In their study on the molecular engine, the researchers used a probe made with a gold nanoparticle to observe a single molecule of the bacterium Enterococcus hirae. They tried to determine how its motor rotated for different sections - what they found was that the molecular pump had to take a little extra energy to transport the ions against the boundary of the bacterial membrane.
How does the molecular engine work?
"We started by working to understand how chemical energy is converted into the mechanical rotation of the V1 engine"he said Iino. "We found that while V1's three-dimensional structures and related rotating motors are similar, their chemical and mechanical coupling mechanisms are very different."

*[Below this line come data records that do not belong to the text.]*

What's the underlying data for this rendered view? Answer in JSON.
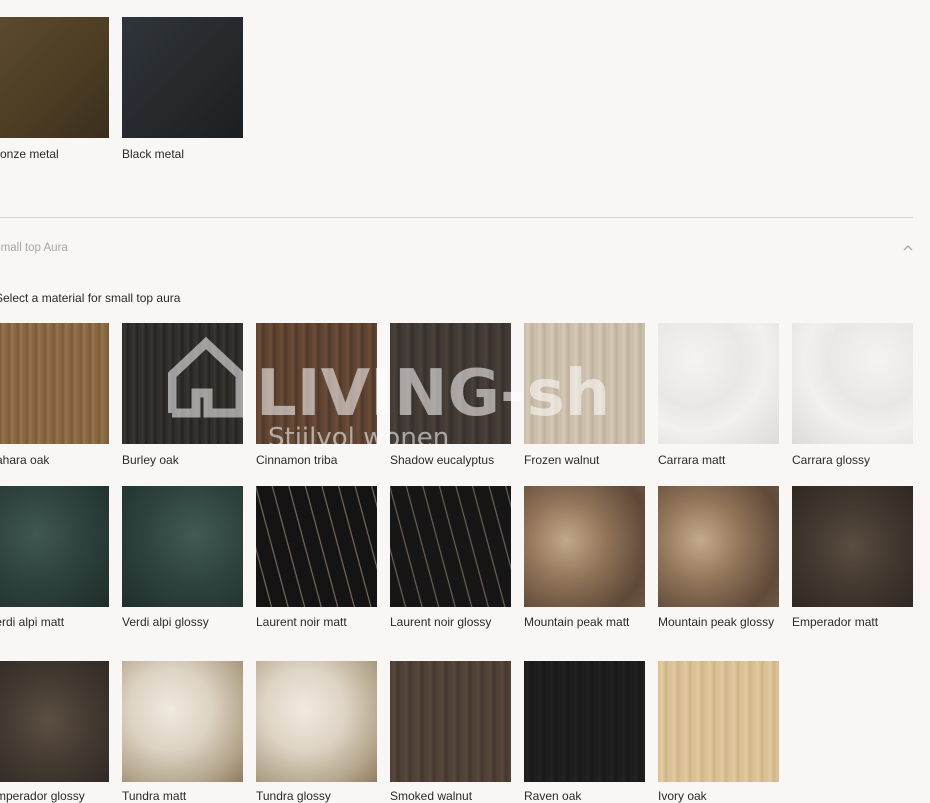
{
  "top_materials": [
    {
      "label": "Bronze metal",
      "color_a": "#5a4a2c",
      "color_b": "#3e3220"
    },
    {
      "label": "Black metal",
      "color_a": "#2c3033",
      "color_b": "#1f2224"
    }
  ],
  "section": {
    "title": "Small top Aura",
    "instruction": "Select a material for small top aura"
  },
  "materials": [
    {
      "label": "Sahara oak"
    },
    {
      "label": "Burley oak"
    },
    {
      "label": "Cinnamon triba"
    },
    {
      "label": "Shadow eucalyptus"
    },
    {
      "label": "Frozen walnut"
    },
    {
      "label": "Carrara matt"
    },
    {
      "label": "Carrara glossy"
    },
    {
      "label": "Verdi alpi matt"
    },
    {
      "label": "Verdi alpi glossy"
    },
    {
      "label": "Laurent noir matt"
    },
    {
      "label": "Laurent noir glossy"
    },
    {
      "label": "Mountain peak matt"
    },
    {
      "label": "Mountain peak glossy"
    },
    {
      "label": "Emperador matt"
    },
    {
      "label": "Emperador glossy"
    },
    {
      "label": "Tundra matt"
    },
    {
      "label": "Tundra glossy"
    },
    {
      "label": "Smoked walnut"
    },
    {
      "label": "Raven oak"
    },
    {
      "label": "Ivory oak"
    }
  ],
  "watermark": {
    "brand": "LIVING-sh",
    "tagline": "Stijlvol wonen"
  },
  "icons": {
    "accordion_toggle": "chevron-up-icon",
    "watermark_logo": "house-icon"
  }
}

It turned out that the V1 engine forms a complex with another rotary engine called Vo. These motors could then pump sodium ions across the cell membrane creating energy in the process.
Just like eels
"Next, we would like to understand exactly how the engine's energy conversion mechanism works"said Iino. This is important because it is similar to the way electric eels produce their electricity from chemical energy.
"If we fully understand this mechanism of the molecular engine, it will be possible to develop a battery capable of converting energy into a plant similar to an artificial" electric eel ", or even drawing it from a human being." Maybe to feed one of the many nanorobots that will travel through our body to seek disease or to distribute treatment.
Lo study is published in Journal of Biological Chemistry.